В прошлый раз я говорил об этом, ещё не зная, как решится вопрос об участии в соборе на Крите нашей Русской православной церковью и некоторыми другими церквами. Тогда мне пришлось говорить о том, что эпоха вселенских соборов уже закончилась, поскольку закончился тот самый константиновский период церковной истории, неотъемлемым элементом которого были и вселенские соборы. Эти соборы были некоторой возможностью, предоставленной церкви на протяжении многих веков для собирания и формулирования тех истин, которые касались прежде всего нашей веры. И верно, все вселенские соборы занимались не столько вопросами организации церковной жизни, сколько вопросами веры. Они собирались прежде всего в связи с вызовами тех или иных опасных учений, которые были на грани с еретическими или даже за этой гранью. И мы это, конечно, знаем, помним. Мы помним, как святым отцам удалось включить сокровищницу эллинистической, онтологической и вообще философской мысли в христианский контекст, как тем самым им удалось сформулировать многие догматы. Получилось несколько сложновато, иногда трудновато, но тем не менее это было очень полезно для церкви, потому что эти догматы держат всех в определённых границах, перейдя которые мы действительно рискуем стать неправославными, подорвать дело нашего спасения и начала новой во Христе жизни.

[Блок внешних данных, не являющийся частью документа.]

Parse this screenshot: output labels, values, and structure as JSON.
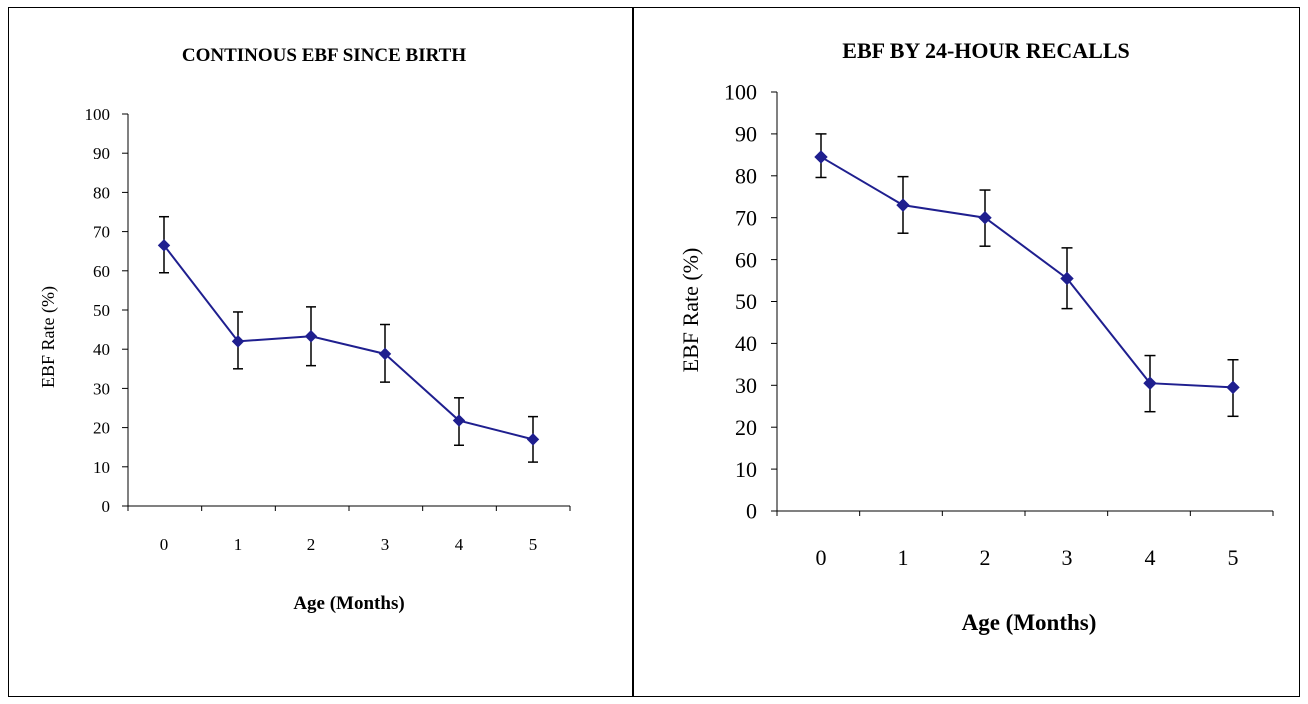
{
  "chart_data": [
    {
      "type": "line",
      "title": "CONTINOUS EBF SINCE BIRTH",
      "xlabel": "Age (Months)",
      "ylabel": "EBF Rate (%)",
      "categories": [
        "0",
        "1",
        "2",
        "3",
        "4",
        "5"
      ],
      "yticks": [
        "0",
        "10",
        "20",
        "30",
        "40",
        "50",
        "60",
        "70",
        "80",
        "90",
        "100"
      ],
      "ylim": [
        0,
        100
      ],
      "series": [
        {
          "values": [
            66.5,
            42,
            43.3,
            38.8,
            21.8,
            17
          ],
          "error_upper": [
            73.8,
            49.5,
            50.8,
            46.3,
            27.6,
            22.8
          ],
          "error_lower": [
            59.5,
            35,
            35.8,
            31.6,
            15.5,
            11.2
          ]
        }
      ],
      "colors": {
        "series": "#1f1f8f",
        "axis": "#000000"
      },
      "grid": false,
      "legend": "none"
    },
    {
      "type": "line",
      "title": "EBF BY 24-HOUR RECALLS",
      "xlabel": "Age  (Months)",
      "ylabel": "EBF Rate (%)",
      "categories": [
        "0",
        "1",
        "2",
        "3",
        "4",
        "5"
      ],
      "yticks": [
        "0",
        "10",
        "20",
        "30",
        "40",
        "50",
        "60",
        "70",
        "80",
        "90",
        "100"
      ],
      "ylim": [
        0,
        100
      ],
      "series": [
        {
          "values": [
            84.5,
            73,
            70,
            55.5,
            30.5,
            29.5
          ],
          "error_upper": [
            90,
            79.8,
            76.6,
            62.8,
            37.1,
            36.1
          ],
          "error_lower": [
            79.6,
            66.3,
            63.2,
            48.3,
            23.7,
            22.6
          ]
        }
      ],
      "colors": {
        "series": "#1f1f8f",
        "axis": "#000000"
      },
      "grid": false,
      "legend": "none"
    }
  ]
}
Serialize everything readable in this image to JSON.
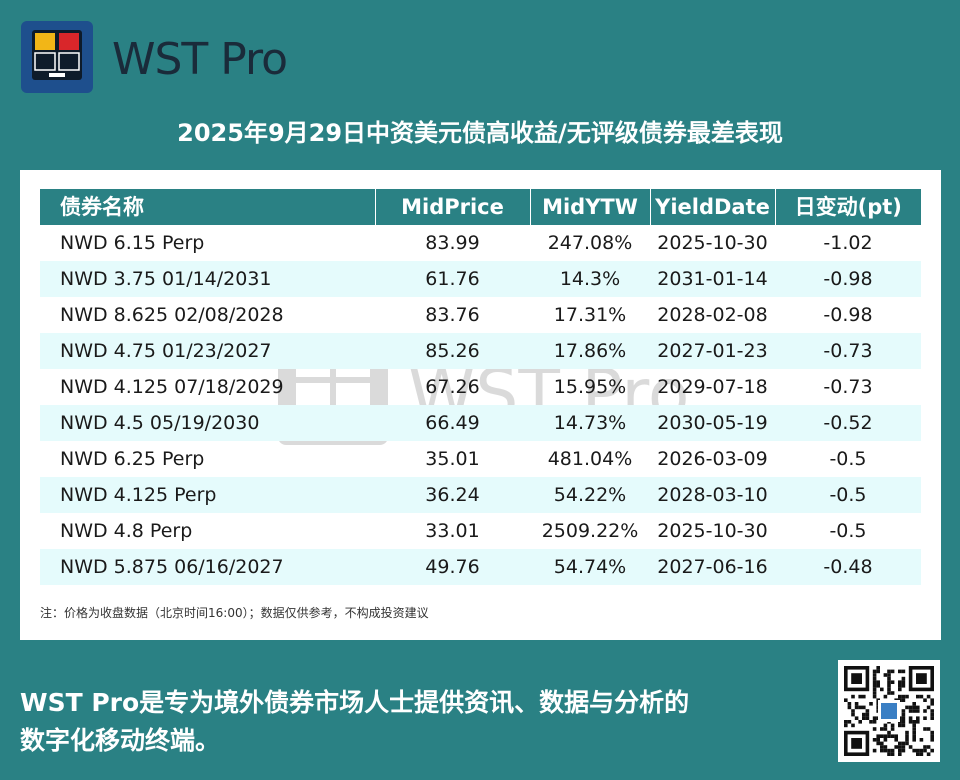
{
  "brand": {
    "name_prefix": "WST",
    "name_suffix": " Pro"
  },
  "title": "2025年9月29日中资美元债高收益/无评级债券最差表现",
  "table": {
    "headers": [
      "债券名称",
      "MidPrice",
      "MidYTW",
      "YieldDate",
      "日变动(pt)"
    ],
    "rows": [
      [
        "NWD 6.15 Perp",
        "83.99",
        "247.08%",
        "2025-10-30",
        "-1.02"
      ],
      [
        "NWD 3.75 01/14/2031",
        "61.76",
        "14.3%",
        "2031-01-14",
        "-0.98"
      ],
      [
        "NWD 8.625 02/08/2028",
        "83.76",
        "17.31%",
        "2028-02-08",
        "-0.98"
      ],
      [
        "NWD 4.75 01/23/2027",
        "85.26",
        "17.86%",
        "2027-01-23",
        "-0.73"
      ],
      [
        "NWD 4.125 07/18/2029",
        "67.26",
        "15.95%",
        "2029-07-18",
        "-0.73"
      ],
      [
        "NWD 4.5 05/19/2030",
        "66.49",
        "14.73%",
        "2030-05-19",
        "-0.52"
      ],
      [
        "NWD 6.25 Perp",
        "35.01",
        "481.04%",
        "2026-03-09",
        "-0.5"
      ],
      [
        "NWD 4.125 Perp",
        "36.24",
        "54.22%",
        "2028-03-10",
        "-0.5"
      ],
      [
        "NWD 4.8 Perp",
        "33.01",
        "2509.22%",
        "2025-10-30",
        "-0.5"
      ],
      [
        "NWD 5.875 06/16/2027",
        "49.76",
        "54.74%",
        "2027-06-16",
        "-0.48"
      ]
    ]
  },
  "note": "注：价格为收盘数据（北京时间16:00）；数据仅供参考，不构成投资建议",
  "footer": {
    "line1": "WST Pro是专为境外债券市场人士提供资讯、数据与分析的",
    "line2": "数字化移动终端。"
  },
  "colors": {
    "background": "#2a8184",
    "header_bg": "#2a8184",
    "alt_row": "#e5fbfc",
    "logo_bg": "#1e4f8d",
    "logo_yellow": "#f2b617",
    "logo_red": "#d9262a"
  },
  "icons": {
    "logo": "wst-logo-icon",
    "qr": "qr-code-icon",
    "watermark": "wst-watermark-logo"
  }
}
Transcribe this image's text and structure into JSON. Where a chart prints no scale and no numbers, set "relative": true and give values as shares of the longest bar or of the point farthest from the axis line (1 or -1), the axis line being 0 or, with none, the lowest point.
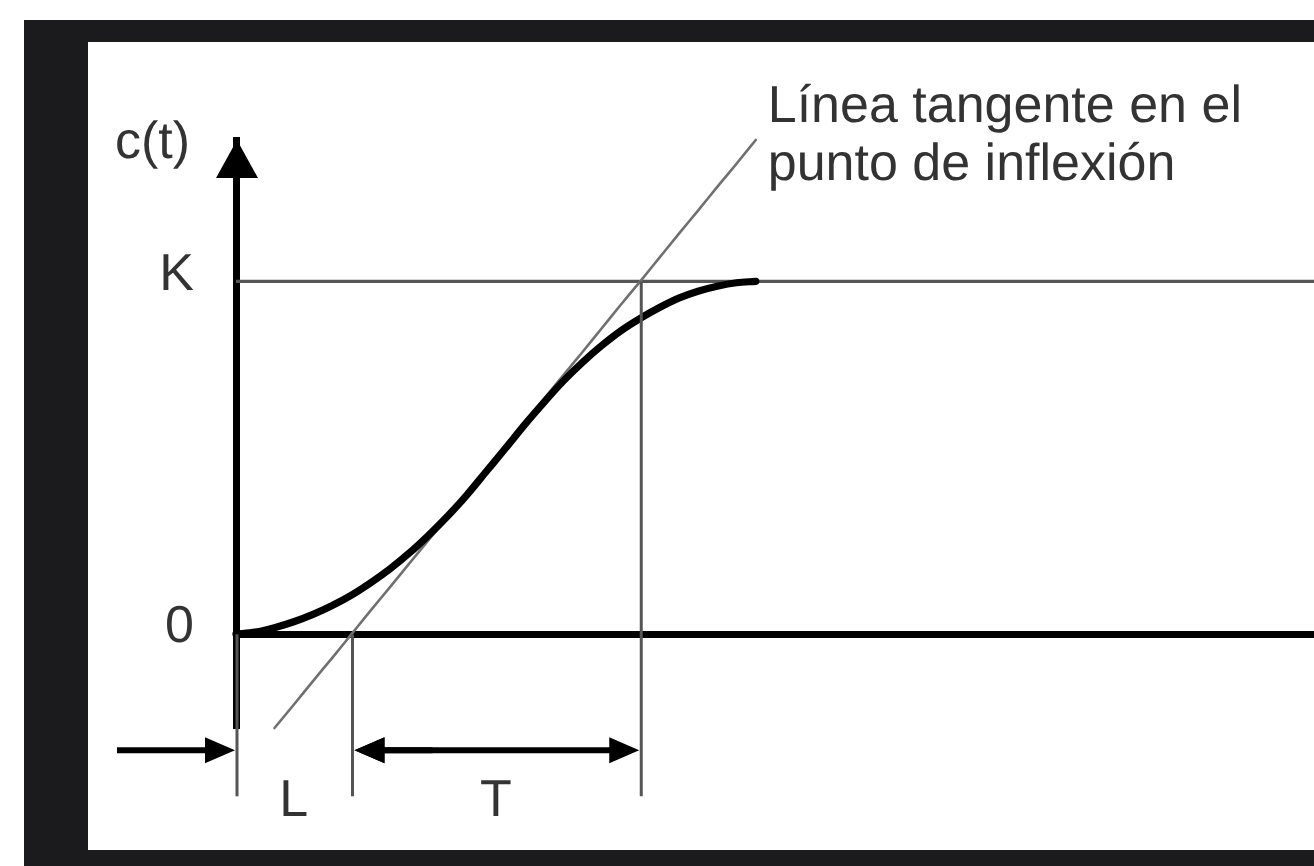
{
  "chart_data": {
    "type": "line",
    "relative": true,
    "ylabel": "c(t)",
    "tick_labels": false,
    "categories": [
      null,
      null,
      null,
      null,
      null,
      null,
      null,
      null,
      null,
      null,
      null,
      null,
      null,
      null,
      null,
      null,
      null,
      null,
      null,
      null,
      null,
      null,
      null,
      null,
      null,
      null,
      null,
      null,
      null,
      null,
      null,
      null,
      null,
      null,
      null,
      null,
      null,
      null,
      null,
      null,
      null,
      null,
      null,
      null,
      null,
      null,
      null,
      null,
      null,
      null,
      null,
      null,
      null,
      null,
      null,
      null,
      null
    ],
    "series": [
      {
        "color": "#000000",
        "values": [
          0,
          0.004,
          0.013,
          0.025,
          0.04,
          0.058,
          0.079,
          0.104,
          0.132,
          0.164,
          0.2,
          0.239,
          0.282,
          0.329,
          0.376,
          0.424,
          0.469,
          0.512,
          0.55,
          0.584,
          0.614,
          0.639,
          0.661,
          0.68,
          0.694,
          0.704,
          0.711,
          0.714,
          null,
          null,
          null,
          null,
          null,
          null,
          null,
          null,
          null,
          null,
          null,
          null,
          null,
          null,
          null,
          null,
          null,
          null,
          null,
          null,
          null,
          null,
          null,
          null,
          null,
          null,
          null,
          null,
          null
        ]
      },
      {
        "color": "#707070",
        "values": [
          null,
          null,
          -0.19,
          -0.143,
          -0.095,
          -0.048,
          0,
          0.048,
          0.095,
          0.143,
          0.19,
          0.238,
          0.286,
          0.333,
          0.381,
          0.429,
          0.476,
          0.524,
          0.571,
          0.619,
          0.667,
          0.714,
          0.762,
          0.81,
          0.857,
          0.905,
          0.952,
          1,
          null,
          null,
          null,
          null,
          null,
          null,
          null,
          null,
          null,
          null,
          null,
          null,
          null,
          null,
          null,
          null,
          null,
          null,
          null,
          null,
          null,
          null,
          null,
          null,
          null,
          null,
          null,
          null,
          null
        ]
      }
    ],
    "ref_lines": [
      {
        "axis": "y",
        "value": 0,
        "label": "0",
        "color": "#000000"
      },
      {
        "axis": "y",
        "value": 0.714,
        "label": "K",
        "color": "#555555"
      }
    ],
    "annotations": [
      "Línea tangente en el punto de inflexión",
      "L",
      "T"
    ]
  }
}
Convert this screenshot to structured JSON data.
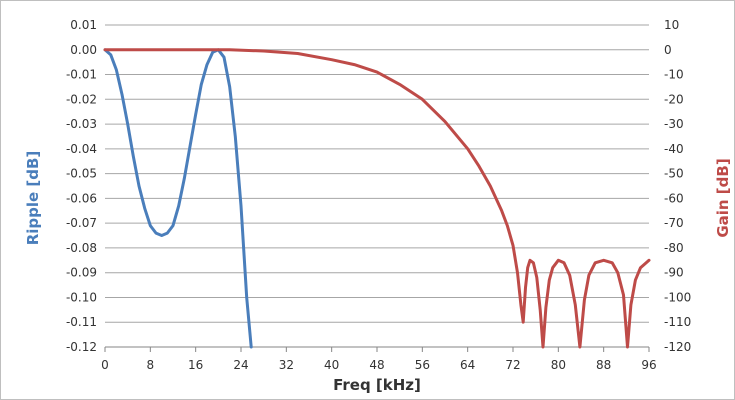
{
  "chart_data": {
    "type": "line",
    "title": "",
    "xlabel": "Freq [kHz]",
    "ylabel_left": "Ripple [dB]",
    "ylabel_right": "Gain [dB]",
    "xlim": [
      0,
      96
    ],
    "ylim_left": [
      -0.12,
      0.01
    ],
    "ylim_right": [
      -120,
      10
    ],
    "x_ticks": [
      "0",
      "8",
      "16",
      "24",
      "32",
      "40",
      "48",
      "56",
      "64",
      "72",
      "80",
      "88",
      "96"
    ],
    "y_ticks_left": [
      "0.01",
      "0.00",
      "-0.01",
      "-0.02",
      "-0.03",
      "-0.04",
      "-0.05",
      "-0.06",
      "-0.07",
      "-0.08",
      "-0.09",
      "-0.10",
      "-0.11",
      "-0.12"
    ],
    "y_ticks_right": [
      "10",
      "0",
      "-10",
      "-20",
      "-30",
      "-40",
      "-50",
      "-60",
      "-70",
      "-80",
      "-90",
      "-100",
      "-110",
      "-120"
    ],
    "grid": true,
    "legend": "none",
    "colors": {
      "ripple": "#4a7ebb",
      "gain": "#be4b48",
      "left_title": "#4a7ebb",
      "right_title": "#be4b48"
    },
    "series": [
      {
        "axis": "left",
        "x": [
          0,
          1,
          2,
          3,
          4,
          5,
          6,
          7,
          8,
          9,
          10,
          11,
          12,
          13,
          14,
          15,
          16,
          17,
          18,
          19,
          20,
          21,
          22,
          23,
          24,
          25,
          25.8
        ],
        "y": [
          0.0,
          -0.002,
          -0.008,
          -0.018,
          -0.03,
          -0.043,
          -0.055,
          -0.064,
          -0.071,
          -0.074,
          -0.075,
          -0.074,
          -0.071,
          -0.063,
          -0.052,
          -0.039,
          -0.026,
          -0.014,
          -0.006,
          -0.001,
          0.0,
          -0.003,
          -0.015,
          -0.035,
          -0.063,
          -0.1,
          -0.12
        ]
      },
      {
        "axis": "right",
        "x": [
          0,
          8,
          16,
          22,
          28,
          34,
          40,
          44,
          48,
          52,
          56,
          60,
          64,
          66,
          68,
          70,
          71,
          72,
          72.8,
          73.4,
          73.8,
          74.2,
          74.6,
          75,
          75.6,
          76.2,
          76.8,
          77.3,
          77.8,
          78.4,
          79,
          80,
          81,
          82,
          83,
          83.8,
          84.6,
          85.4,
          86.5,
          88,
          89.5,
          90.5,
          91.5,
          92.2,
          92.8,
          93.6,
          94.5,
          95.5,
          96
        ],
        "y": [
          0,
          0,
          0,
          0,
          -0.5,
          -1.5,
          -4,
          -6,
          -9,
          -14,
          -20,
          -29,
          -40,
          -47,
          -55,
          -65,
          -71,
          -79,
          -90,
          -103,
          -110,
          -96,
          -88,
          -85,
          -86,
          -92,
          -105,
          -120,
          -104,
          -93,
          -88,
          -85,
          -86,
          -91,
          -103,
          -120,
          -101,
          -91,
          -86,
          -85,
          -86,
          -90,
          -99,
          -120,
          -103,
          -93,
          -88,
          -86,
          -85
        ]
      }
    ]
  }
}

С другой стороны, догматы, конечно, слишком формализовали нашу веру, сделали её более умственной, чем разумной и сердечной. В этом тоже был определённый крен. Но на протяжении достаточно длительного времени церковь это не очень замечала. А когда в Новое время ей пришлось нести веру народам, которые не успели в издревле стать христианскими, тогда выяснилось, что проповедовать христианскую веру на языке эллинской мудрости очень трудно, а иногда даже по сути невозможно. Есть много народов, которые в принципе не принимают и не понимают такого языка. Вы им можете говорить всё что угодно о своих догматах, но это просто не их язык, не их мышление, не их опыт, не их культура, и поэтому они отторгают такого рода проповедь. Если же кто-то из них все-таки принимает нашу веру, то принимает ее скорее на основании евангельского благовестия. Евангельское благовестие тут оказывается более универсальным. Вот это удивительно! Поэтому оно и стало возрождаться, начиная с протестантского кризиса середины XVI века, с кризиса, который был неизбежен. Именно Евангелием в первую очередь занялись все христиане – и протестанты, и католики, и иногда даже православные. Евангельское слово оказалось сильнее богословского. И сейчас, когда мы хотим привить людям главные основы христианской веры, мы всё-таки начинаем не с догматов, а с Евангелия. И оглашение мы начинаем с Евангелия. И это не потому, что Евангелие проще, а потому, что в целом ряде моментов оно оказывается глубже. Хотя сразу объяснить некоторые вещи, открытые нам через Священное писание Нового Завета, бывает и трудно. Эллинистическая же мысль бывает хороша тем, что она объясняет основные вопросы веры и снимает их противоречия. Ведь духовная жизнь просто по своей природе бывает противоречивой, антиномичной, тут разум должен как бы расписаться в своей недостаточности. И всякая логика тоже. Не случайно под влиянием христианской проповеди стала развиваться так называемая неформальная логика и некоторые атрибуты современных философских учений, даже если сами они нехристианские.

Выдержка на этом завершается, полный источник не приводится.